The default usage mode for the nomogram is along its original purpose: only the K Nearest Neighbors are shown, and therapy variables are not included in the KNN search. For wider exploration, users may elect to view other patients, or recompute and explore the nearest neighbors using only a subset of the similarity criteria. The Kiviat panel is updated accordingly.

Users can filter the nomogram data by interacting directly with the axes in the chart, or indirectly through a set of axis controls. Clicking and dragging along an axis creates a filter with that selection. The advanced indirect controls allow, in the style of traditional paper-nomogram generation, the removal of specific axes and remapping of the values shown.

Figure 3 illustrates the process of nomogram editing to generate a paper nomogram. The resulting paper nomogram has been recently published and disseminated [41].
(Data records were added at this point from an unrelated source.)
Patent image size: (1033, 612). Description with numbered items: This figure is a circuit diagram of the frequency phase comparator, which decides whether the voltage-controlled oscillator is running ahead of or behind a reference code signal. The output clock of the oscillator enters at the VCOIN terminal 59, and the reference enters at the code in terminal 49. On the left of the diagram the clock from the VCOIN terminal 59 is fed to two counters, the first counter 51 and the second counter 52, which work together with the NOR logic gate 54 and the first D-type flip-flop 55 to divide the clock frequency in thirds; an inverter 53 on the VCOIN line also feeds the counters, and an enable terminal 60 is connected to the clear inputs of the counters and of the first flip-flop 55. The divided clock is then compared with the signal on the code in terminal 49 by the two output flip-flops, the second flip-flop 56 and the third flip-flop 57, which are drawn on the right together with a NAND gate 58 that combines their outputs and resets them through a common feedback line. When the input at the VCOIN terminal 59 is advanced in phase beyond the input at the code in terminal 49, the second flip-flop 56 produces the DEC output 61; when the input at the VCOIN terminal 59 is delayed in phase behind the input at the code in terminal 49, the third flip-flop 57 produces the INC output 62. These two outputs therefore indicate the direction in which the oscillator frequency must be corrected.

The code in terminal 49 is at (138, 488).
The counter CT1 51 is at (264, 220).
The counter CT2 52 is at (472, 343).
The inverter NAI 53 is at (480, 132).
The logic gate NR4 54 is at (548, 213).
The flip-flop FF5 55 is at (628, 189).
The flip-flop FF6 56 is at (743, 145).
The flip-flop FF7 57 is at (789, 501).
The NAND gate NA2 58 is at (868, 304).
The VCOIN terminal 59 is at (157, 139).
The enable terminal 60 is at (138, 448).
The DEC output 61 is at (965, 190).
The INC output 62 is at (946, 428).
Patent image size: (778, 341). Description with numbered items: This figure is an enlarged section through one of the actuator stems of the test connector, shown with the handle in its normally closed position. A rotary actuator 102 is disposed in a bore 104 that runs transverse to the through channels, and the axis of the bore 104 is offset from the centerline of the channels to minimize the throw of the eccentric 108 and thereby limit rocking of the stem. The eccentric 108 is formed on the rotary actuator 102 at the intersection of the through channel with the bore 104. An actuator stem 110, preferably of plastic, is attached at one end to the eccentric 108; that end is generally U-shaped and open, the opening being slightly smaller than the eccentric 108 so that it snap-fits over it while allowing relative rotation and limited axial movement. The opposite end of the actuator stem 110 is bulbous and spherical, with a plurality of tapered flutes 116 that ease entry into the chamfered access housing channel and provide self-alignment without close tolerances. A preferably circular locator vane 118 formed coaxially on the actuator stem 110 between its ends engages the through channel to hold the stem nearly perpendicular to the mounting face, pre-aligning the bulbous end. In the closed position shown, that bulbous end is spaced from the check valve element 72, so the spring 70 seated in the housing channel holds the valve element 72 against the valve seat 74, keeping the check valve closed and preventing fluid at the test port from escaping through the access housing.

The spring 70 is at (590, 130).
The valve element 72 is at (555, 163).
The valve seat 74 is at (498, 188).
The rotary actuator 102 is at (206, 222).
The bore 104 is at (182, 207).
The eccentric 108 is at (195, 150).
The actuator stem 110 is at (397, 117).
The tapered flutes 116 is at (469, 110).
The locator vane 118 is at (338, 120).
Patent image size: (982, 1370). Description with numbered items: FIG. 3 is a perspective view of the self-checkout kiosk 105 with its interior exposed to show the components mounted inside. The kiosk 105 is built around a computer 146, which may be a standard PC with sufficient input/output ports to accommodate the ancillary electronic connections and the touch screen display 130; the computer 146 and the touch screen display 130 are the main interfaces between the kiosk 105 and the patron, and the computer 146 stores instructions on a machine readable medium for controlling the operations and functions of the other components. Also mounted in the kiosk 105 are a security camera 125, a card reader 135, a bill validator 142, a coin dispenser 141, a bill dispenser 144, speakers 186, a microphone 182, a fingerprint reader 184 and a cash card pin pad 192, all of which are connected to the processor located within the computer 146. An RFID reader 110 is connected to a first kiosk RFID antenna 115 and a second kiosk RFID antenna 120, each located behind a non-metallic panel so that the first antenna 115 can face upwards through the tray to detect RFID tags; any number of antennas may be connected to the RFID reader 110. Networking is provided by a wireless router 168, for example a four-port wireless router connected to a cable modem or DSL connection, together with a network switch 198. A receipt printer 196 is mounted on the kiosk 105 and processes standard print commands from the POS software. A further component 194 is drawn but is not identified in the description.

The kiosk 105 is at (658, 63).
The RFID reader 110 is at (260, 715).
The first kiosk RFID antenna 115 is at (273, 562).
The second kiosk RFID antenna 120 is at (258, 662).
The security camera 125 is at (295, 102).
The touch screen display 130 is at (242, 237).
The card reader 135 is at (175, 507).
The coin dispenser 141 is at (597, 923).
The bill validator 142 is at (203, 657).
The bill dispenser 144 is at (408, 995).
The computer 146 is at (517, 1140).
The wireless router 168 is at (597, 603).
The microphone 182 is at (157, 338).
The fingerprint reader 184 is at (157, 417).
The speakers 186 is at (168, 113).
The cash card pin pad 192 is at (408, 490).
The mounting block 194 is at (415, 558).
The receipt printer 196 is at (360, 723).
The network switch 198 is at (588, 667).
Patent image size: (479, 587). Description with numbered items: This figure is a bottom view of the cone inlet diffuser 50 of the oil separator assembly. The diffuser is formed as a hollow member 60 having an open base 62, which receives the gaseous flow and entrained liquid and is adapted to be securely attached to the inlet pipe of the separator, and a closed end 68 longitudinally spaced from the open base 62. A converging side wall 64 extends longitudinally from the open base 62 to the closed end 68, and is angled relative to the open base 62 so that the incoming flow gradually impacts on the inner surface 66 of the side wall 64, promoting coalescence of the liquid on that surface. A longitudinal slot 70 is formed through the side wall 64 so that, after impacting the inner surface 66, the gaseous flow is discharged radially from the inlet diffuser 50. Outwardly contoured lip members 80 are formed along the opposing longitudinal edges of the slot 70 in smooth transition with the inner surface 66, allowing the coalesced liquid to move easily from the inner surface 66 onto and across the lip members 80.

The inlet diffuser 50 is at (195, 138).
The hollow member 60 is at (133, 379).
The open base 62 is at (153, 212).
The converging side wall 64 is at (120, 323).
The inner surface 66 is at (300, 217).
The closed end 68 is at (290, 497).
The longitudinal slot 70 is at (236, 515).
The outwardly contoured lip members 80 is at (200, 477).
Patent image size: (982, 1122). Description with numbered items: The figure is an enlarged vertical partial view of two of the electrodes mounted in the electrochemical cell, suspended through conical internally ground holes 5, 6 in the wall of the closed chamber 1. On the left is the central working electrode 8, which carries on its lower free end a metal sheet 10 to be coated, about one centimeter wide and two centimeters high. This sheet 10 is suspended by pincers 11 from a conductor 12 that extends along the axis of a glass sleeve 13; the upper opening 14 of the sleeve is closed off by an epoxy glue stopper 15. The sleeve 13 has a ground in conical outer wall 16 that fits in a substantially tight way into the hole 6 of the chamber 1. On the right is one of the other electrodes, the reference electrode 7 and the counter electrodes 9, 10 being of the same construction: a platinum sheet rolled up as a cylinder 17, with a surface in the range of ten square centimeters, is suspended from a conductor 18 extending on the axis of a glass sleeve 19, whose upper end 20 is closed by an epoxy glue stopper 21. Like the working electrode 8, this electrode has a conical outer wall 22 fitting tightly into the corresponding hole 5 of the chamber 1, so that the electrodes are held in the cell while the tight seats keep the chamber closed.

3.7 Kaplan Meier Survival Panel

Survival Curves

The use of survival curves in cancer research has a long history [44], [45], [46], [47]. Static survival curves were frequently used by both radiotherapists and statisticians to explain therapy outcome differences across patient groups. A survival curve displays the survival experience of a cohort of patients by showing the survival probability versus time. We blend interactive filtering with a Kaplan Meier survival plot encoding and a statistical module to enable the mining of survival probabilities (Fig. 4).

Fig. 4 — A survival encoding in the style of Kaplan-Meier, showing the different survival probability distributions depending on the cancer stage. For this interactive plot, white patients with supraglottic cancer were selected.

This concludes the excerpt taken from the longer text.